As mobile technology continues to become more powerful and accessible, it can provide great opportunities to enhance, share and remember your wedding day. With that easy access though comes the danger of going overboard when it comes to technical bells and whistles. Before adding any technical flair to your wedding, there are a few things to keep in mind:
It's bad enough playing tech support for your parents when you go home to visit so you definitely don't want to be figuring out Wifi issues on your wedding day. If you need to have a Facetime stream of the ceremony so that Uncle Mike can watch live from Hawaii, that's a great use of ready-to-go technology that would have seemed like something from The Jetsons a few years ago. However, make sure that you test everything out well in advance of the big day so that there are no surprises. Beyond even testing everything out, delegate and make these kinds of things the responsibility of someone else. This temporary IT person should be someone who you trust to get it done, who won't bother you with details and isn't heavily involved in the rest of the wedding (i.e. no groomsmen). These hightech add-ons are generally nice to haves so give someone their marching orders and forget about it.
Decide What's Appropriate
The safest thinking is that your wedding day is all about you so everything else should take a
backseat. You don't want anything to take the focus off of the bride, but it's up to you to decide
what you're comfortable with and what's a good reflection of your personality and lifestyle.
If you're an engineer at Google marrying a designer from Facebook and you live and breathe
everything online then maybe it's OK for the best man to wear a Google Glass headset to
document the big day.
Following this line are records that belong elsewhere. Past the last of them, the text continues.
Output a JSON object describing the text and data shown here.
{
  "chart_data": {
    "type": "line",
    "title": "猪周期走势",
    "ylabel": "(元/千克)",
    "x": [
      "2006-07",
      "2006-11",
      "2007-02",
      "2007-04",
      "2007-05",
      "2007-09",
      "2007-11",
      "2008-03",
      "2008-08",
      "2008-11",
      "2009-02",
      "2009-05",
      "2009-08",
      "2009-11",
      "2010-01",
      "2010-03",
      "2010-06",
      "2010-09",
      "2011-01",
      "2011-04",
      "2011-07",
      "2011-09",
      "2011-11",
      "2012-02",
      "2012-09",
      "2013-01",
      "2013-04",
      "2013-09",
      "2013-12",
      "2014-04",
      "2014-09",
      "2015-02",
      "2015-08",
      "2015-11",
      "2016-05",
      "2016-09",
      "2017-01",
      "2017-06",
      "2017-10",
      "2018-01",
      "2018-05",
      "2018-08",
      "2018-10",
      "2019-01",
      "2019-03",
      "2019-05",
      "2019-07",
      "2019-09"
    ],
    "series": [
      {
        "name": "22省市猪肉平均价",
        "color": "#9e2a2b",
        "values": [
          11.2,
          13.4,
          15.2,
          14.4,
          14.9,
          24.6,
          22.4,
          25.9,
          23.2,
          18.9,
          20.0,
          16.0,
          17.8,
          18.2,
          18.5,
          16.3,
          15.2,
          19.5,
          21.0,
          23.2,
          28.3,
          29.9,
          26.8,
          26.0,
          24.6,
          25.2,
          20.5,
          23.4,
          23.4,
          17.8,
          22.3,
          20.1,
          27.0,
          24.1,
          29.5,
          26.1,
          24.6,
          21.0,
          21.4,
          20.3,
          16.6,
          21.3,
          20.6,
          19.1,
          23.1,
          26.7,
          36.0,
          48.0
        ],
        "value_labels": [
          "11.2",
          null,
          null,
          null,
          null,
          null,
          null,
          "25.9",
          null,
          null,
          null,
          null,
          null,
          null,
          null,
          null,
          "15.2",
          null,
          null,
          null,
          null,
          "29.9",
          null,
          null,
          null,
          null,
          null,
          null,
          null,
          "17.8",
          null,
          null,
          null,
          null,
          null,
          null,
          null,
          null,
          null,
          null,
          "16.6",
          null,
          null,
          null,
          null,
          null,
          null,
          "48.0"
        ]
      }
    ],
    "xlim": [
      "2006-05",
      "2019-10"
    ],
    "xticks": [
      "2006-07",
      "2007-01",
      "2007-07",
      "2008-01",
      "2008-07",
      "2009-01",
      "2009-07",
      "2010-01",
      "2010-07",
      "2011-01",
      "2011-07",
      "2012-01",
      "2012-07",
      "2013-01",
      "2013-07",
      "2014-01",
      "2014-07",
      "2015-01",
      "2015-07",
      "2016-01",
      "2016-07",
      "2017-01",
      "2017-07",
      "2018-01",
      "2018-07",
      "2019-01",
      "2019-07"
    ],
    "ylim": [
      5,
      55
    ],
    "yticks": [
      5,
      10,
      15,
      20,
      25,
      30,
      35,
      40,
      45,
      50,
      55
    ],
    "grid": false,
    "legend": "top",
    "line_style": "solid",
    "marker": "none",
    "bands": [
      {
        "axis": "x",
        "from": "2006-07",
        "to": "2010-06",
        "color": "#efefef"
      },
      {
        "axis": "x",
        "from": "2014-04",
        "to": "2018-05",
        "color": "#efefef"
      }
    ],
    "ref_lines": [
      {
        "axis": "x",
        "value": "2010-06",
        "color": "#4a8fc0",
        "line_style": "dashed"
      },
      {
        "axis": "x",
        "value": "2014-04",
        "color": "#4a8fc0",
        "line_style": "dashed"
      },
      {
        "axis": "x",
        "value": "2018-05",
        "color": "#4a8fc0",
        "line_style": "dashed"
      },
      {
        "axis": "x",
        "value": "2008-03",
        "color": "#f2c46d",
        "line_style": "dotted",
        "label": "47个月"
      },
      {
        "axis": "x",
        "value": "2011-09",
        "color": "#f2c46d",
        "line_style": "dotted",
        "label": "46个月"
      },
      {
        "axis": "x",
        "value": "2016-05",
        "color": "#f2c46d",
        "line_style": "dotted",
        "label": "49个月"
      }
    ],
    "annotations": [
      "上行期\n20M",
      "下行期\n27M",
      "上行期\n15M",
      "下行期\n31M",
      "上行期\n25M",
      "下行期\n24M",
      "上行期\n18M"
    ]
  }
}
If, however, you're getting married at the old money country club that your family has belonged to for 100 years, you'll probably need to tone things down a bit. That said, you can still livestream the ceremony, just make sure that it's from an iPad that's hidden behind some flowers and guaranteed not to distract.
Also, decide what's appropriate for the varying demographics that comprise your guest list. You
may want to orchestrate every aspect of your wedding from your laptop, but grandma is
probably still looking for that intricate invitation in the mail instead of an Evite.
Have a Goal in Mind
Finally, it's important to keep in mind that any technology you introduce to your wedding has to
serve a purpose. Do you want to capture lots of photos from guests? Try a photo gathering service like HitchedPic. Do you want to share the event live with remote guests who can't make
it? You've got lots of choices like Facetime, Google Hangouts and Skype. Your wedding is
completely up to you so feel free to go nuts with techie touches if they serve a need and fit your
personality. Just because your best friend had a Makerbot printing the icing on their cake doesn't mean that you have to. But seriously, if you have a Makerbot printing the cake at your wedding, I'd like to come or at least see a picture.